Turning now to improved characteristics of the bottom of the covering 310, which characteristics are also intended for use in covering 110 described above, each panel 314 of covering 310 shown in FIGS. 35 and 36 has a bottom rail 480 which provides the necessary weight to keep the panels 314 taut and hanging vertically and less susceptible to swaying with the slightest air movement. Moreover, as before, bottom rails 480 enable the panels 314 to be connected to one another, as will be shown more particularly below, to dampen out any swaying motion and to provide a more pleasing appearance.

FIG. 49 is a cross-sectional view of the bottom rail 480 attached to any one of the panels 314. Bottom rail 480 has smooth face 482, which faces the viewer of FIGS. 35 and 36. Bottom rail 480 also has an upper V-shaped channel 484 and a lower V-shaped channel 486. Each of the upper and lower V-shaped channels 484, 486 has a hook-like member 488 on one of its two sides, specifically the side not facing the viewer of FIGS. 35 and 36. The hook-like members 488 extend toward the front smooth face 482 of the bottom rail 480 and terminate with an element 490 directed into the upper and lower V-shaped channels 484, 486.

Panel 314 is secured in upper V-shaped channel 484 with a strip 492 of plastic material.

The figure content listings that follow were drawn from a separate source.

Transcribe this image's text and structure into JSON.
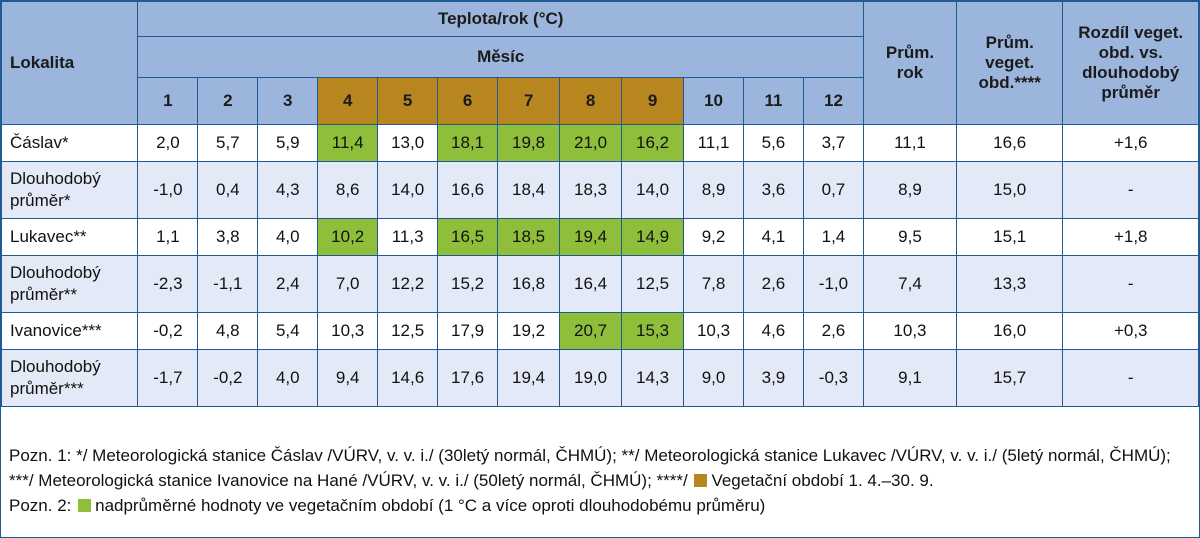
{
  "header": {
    "lokalita": "Lokalita",
    "title": "Teplota/rok (°C)",
    "subtitle": "Měsíc",
    "months": [
      "1",
      "2",
      "3",
      "4",
      "5",
      "6",
      "7",
      "8",
      "9",
      "10",
      "11",
      "12"
    ],
    "prum_rok_line1": "Prům.",
    "prum_rok_line2": "rok",
    "prum_veg_line1": "Prům.",
    "prum_veg_line2": "veget.",
    "prum_veg_line3": "obd.****",
    "rozdil_line1": "Rozdíl veget.",
    "rozdil_line2": "obd. vs.",
    "rozdil_line3": "dlouhodobý",
    "rozdil_line4": "průměr"
  },
  "colors": {
    "header_bg": "#9bb5dc",
    "vegetation_month_bg": "#b7861e",
    "above_average_bg": "#8fbf3a",
    "alt_row_bg": "#e3e9f6",
    "border": "#1f5a93"
  },
  "rows": [
    {
      "label": "Čáslav*",
      "values": [
        "2,0",
        "5,7",
        "5,9",
        "11,4",
        "13,0",
        "18,1",
        "19,8",
        "21,0",
        "16,2",
        "11,1",
        "5,6",
        "3,7"
      ],
      "prum_rok": "11,1",
      "prum_veg": "16,6",
      "rozdil": "+1,6"
    },
    {
      "label_line1": "Dlouhodobý",
      "label_line2": "průměr*",
      "values": [
        "-1,0",
        "0,4",
        "4,3",
        "8,6",
        "14,0",
        "16,6",
        "18,4",
        "18,3",
        "14,0",
        "8,9",
        "3,6",
        "0,7"
      ],
      "prum_rok": "8,9",
      "prum_veg": "15,0",
      "rozdil": "-"
    },
    {
      "label": "Lukavec**",
      "values": [
        "1,1",
        "3,8",
        "4,0",
        "10,2",
        "11,3",
        "16,5",
        "18,5",
        "19,4",
        "14,9",
        "9,2",
        "4,1",
        "1,4"
      ],
      "prum_rok": "9,5",
      "prum_veg": "15,1",
      "rozdil": "+1,8"
    },
    {
      "label_line1": "Dlouhodobý",
      "label_line2": "průměr**",
      "values": [
        "-2,3",
        "-1,1",
        "2,4",
        "7,0",
        "12,2",
        "15,2",
        "16,8",
        "16,4",
        "12,5",
        "7,8",
        "2,6",
        "-1,0"
      ],
      "prum_rok": "7,4",
      "prum_veg": "13,3",
      "rozdil": "-"
    },
    {
      "label": "Ivanovice***",
      "values": [
        "-0,2",
        "4,8",
        "5,4",
        "10,3",
        "12,5",
        "17,9",
        "19,2",
        "20,7",
        "15,3",
        "10,3",
        "4,6",
        "2,6"
      ],
      "prum_rok": "10,3",
      "prum_veg": "16,0",
      "rozdil": "+0,3"
    },
    {
      "label_line1": "Dlouhodobý",
      "label_line2": "průměr***",
      "values": [
        "-1,7",
        "-0,2",
        "4,0",
        "9,4",
        "14,6",
        "17,6",
        "19,4",
        "19,0",
        "14,3",
        "9,0",
        "3,9",
        "-0,3"
      ],
      "prum_rok": "9,1",
      "prum_veg": "15,7",
      "rozdil": "-"
    }
  ],
  "notes": {
    "note1_text": "Pozn. 1: */ Meteorologická stanice Čáslav /VÚRV, v. v. i./ (30letý normál, ČHMÚ); **/ Meteorologická stanice Lukavec /VÚRV, v. v. i./ (5letý normál, ČHMÚ); ***/ Meteorologická stanice Ivanovice na Hané /VÚRV, v. v. i./ (50letý normál, ČHMÚ); ****/",
    "note1_legend": "Vegetační období 1. 4.–30. 9.",
    "note2_prefix": "Pozn. 2:",
    "note2_legend": "nadprůměrné hodnoty ve vegetačním období (1 °C a více oproti dlouhodobému průměru)"
  }
}
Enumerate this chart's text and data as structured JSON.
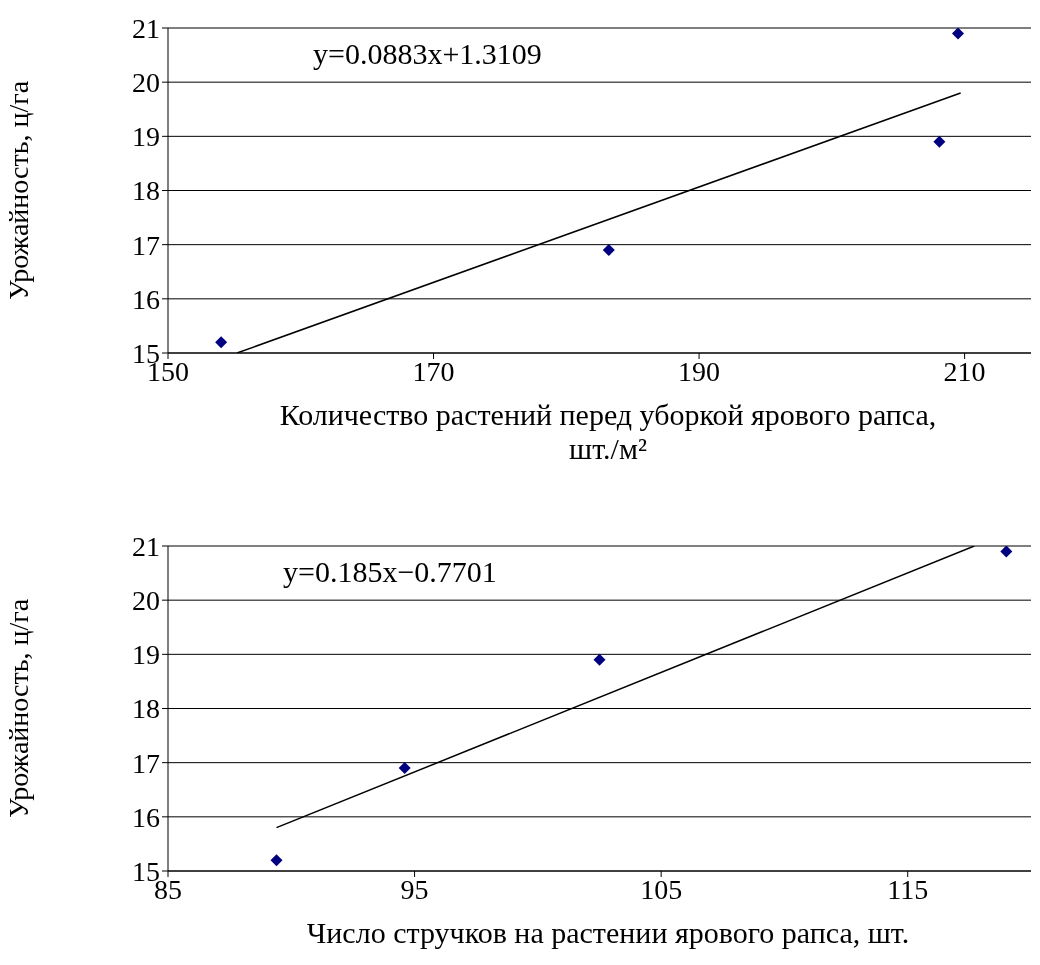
{
  "chart_data": [
    {
      "type": "scatter",
      "xlabel": "Количество растений перед уборкой ярового рапса, шт./м²",
      "ylabel": "Урожайность, ц/га",
      "annotations": [
        "y=0.0883x+1.3109"
      ],
      "xlim": [
        150,
        215
      ],
      "xticks": [
        150,
        170,
        190,
        210
      ],
      "ylim": [
        15,
        21
      ],
      "yticks": [
        15,
        16,
        17,
        18,
        19,
        20,
        21
      ],
      "grid": "y",
      "series": [
        {
          "color": "#000080",
          "marker": "diamond",
          "x": [
            154.0,
            183.2,
            208.1,
            209.5
          ],
          "values": [
            15.2,
            16.9,
            18.9,
            20.9
          ]
        },
        {
          "type": "line",
          "marker": "none",
          "color": "#000000",
          "x": [
            155.2,
            209.7
          ],
          "values": [
            15.0,
            19.8
          ]
        }
      ]
    },
    {
      "type": "scatter",
      "xlabel": "Число стручков на растении ярового рапса, шт.",
      "ylabel": "Урожайность, ц/га",
      "annotations": [
        "y=0.185x−0.7701"
      ],
      "xlim": [
        85,
        120
      ],
      "xticks": [
        85,
        95,
        105,
        115
      ],
      "ylim": [
        15,
        21
      ],
      "yticks": [
        15,
        16,
        17,
        18,
        19,
        20,
        21
      ],
      "grid": "y",
      "series": [
        {
          "color": "#000080",
          "marker": "diamond",
          "x": [
            89.4,
            94.6,
            102.5,
            119.0
          ],
          "values": [
            15.2,
            16.9,
            18.9,
            20.9
          ]
        },
        {
          "type": "line",
          "marker": "none",
          "color": "#000000",
          "x": [
            89.4,
            117.7
          ],
          "values": [
            15.8,
            21.0
          ]
        }
      ]
    }
  ]
}
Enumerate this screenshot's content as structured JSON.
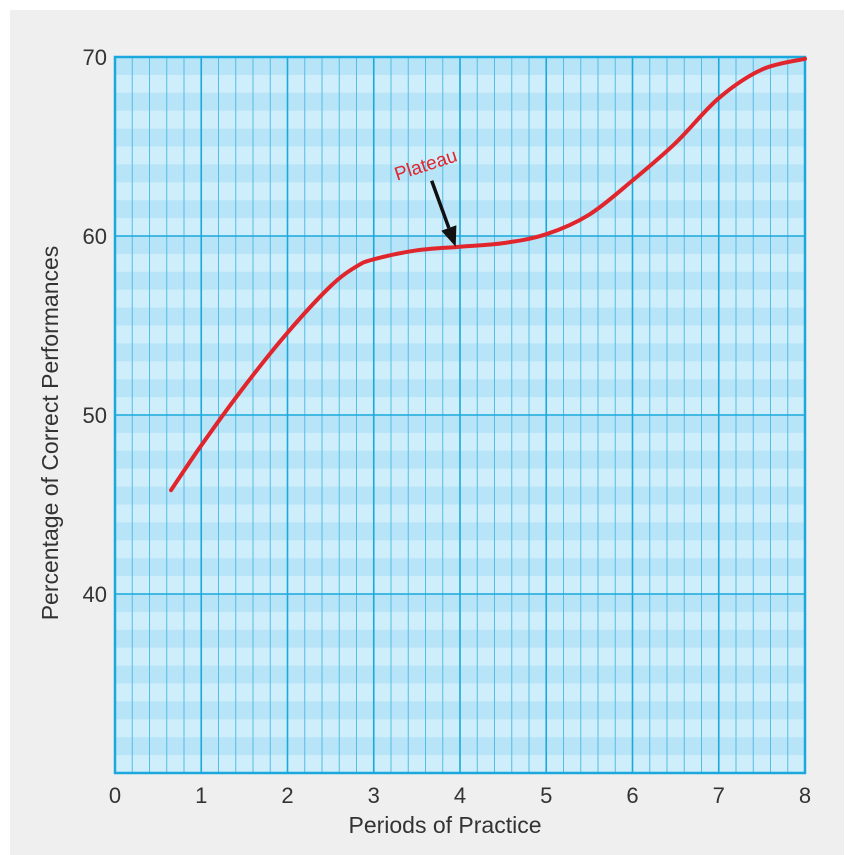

Strip 492 is seen in cross section in FIG. 49. Panel 314 extends downwardly into upper V-shaped channel 484, under strip 492 and around to the backside 494 thereof, where it may be secured by an adhesive. Hook-like member 488 and especially element 490, which extends partially around strip 492 and prevents its removal upwardly out of V-shaped channel 484, keep the bottom rail 480 attached to the panel 314. In this regard, bottom rail 480 is an improvement over bottom rail 208 shown in FIG. 30.

The rear side of bottom rail 480 has a channel 496 of generally rectangular cross-sectional shape. The channel 496 has a flange 498 on each side of its opening. Channel 496, as before, is used in connecting each panel 314 to its neighbors.

FIG. 50 is an exploded view of the back side of a bottom rail 480 and an end cap 500 which may be connected thereto in an improved manner to that previously shown above. At the end of the bottom rail 480, oppositely facing portions of flanges 498 are machined to produce a widened opening 502 in comparison to that between flanges 498. End cap 500 has an insert member 504 which fits snugly within channel 496 behind flanges 498. Insert member 504 has a raised portion 506 which fits between flanges 498. Such a raised portion 506 is not present on the side of insert member 504 not shown in FIG. 50. Its function is to ensure that the insert member 504 can only be inserted into channel 496 with raised portion 506 disposed between the flanges 498.

When the insert member 504 is so inserted into the channel 496, holes 508 are disposed in widened opening 502. At that point, locking element 510, shown in FIG. 51 and having two oppositely directed prongs 512, is inserted and snapped into holes 508 to produce the view shown in FIG. 52. A coupling member, like coupling member 228 snapped into holes 508 to produce the view shown in FIG. 52. A coupling member, like coupling member 228 shown above but modified to have an insert member like insert member 508, may be installed on the ends of bottom rails 480 in the same manner where necessary. Linking member 236, as previously shown, may be used to link the bottom rails 480 together.

Modifications to the above would be obvious to those of ordinary skill in the art, but would not bring the invention so modified beyond the scope of the appended claims.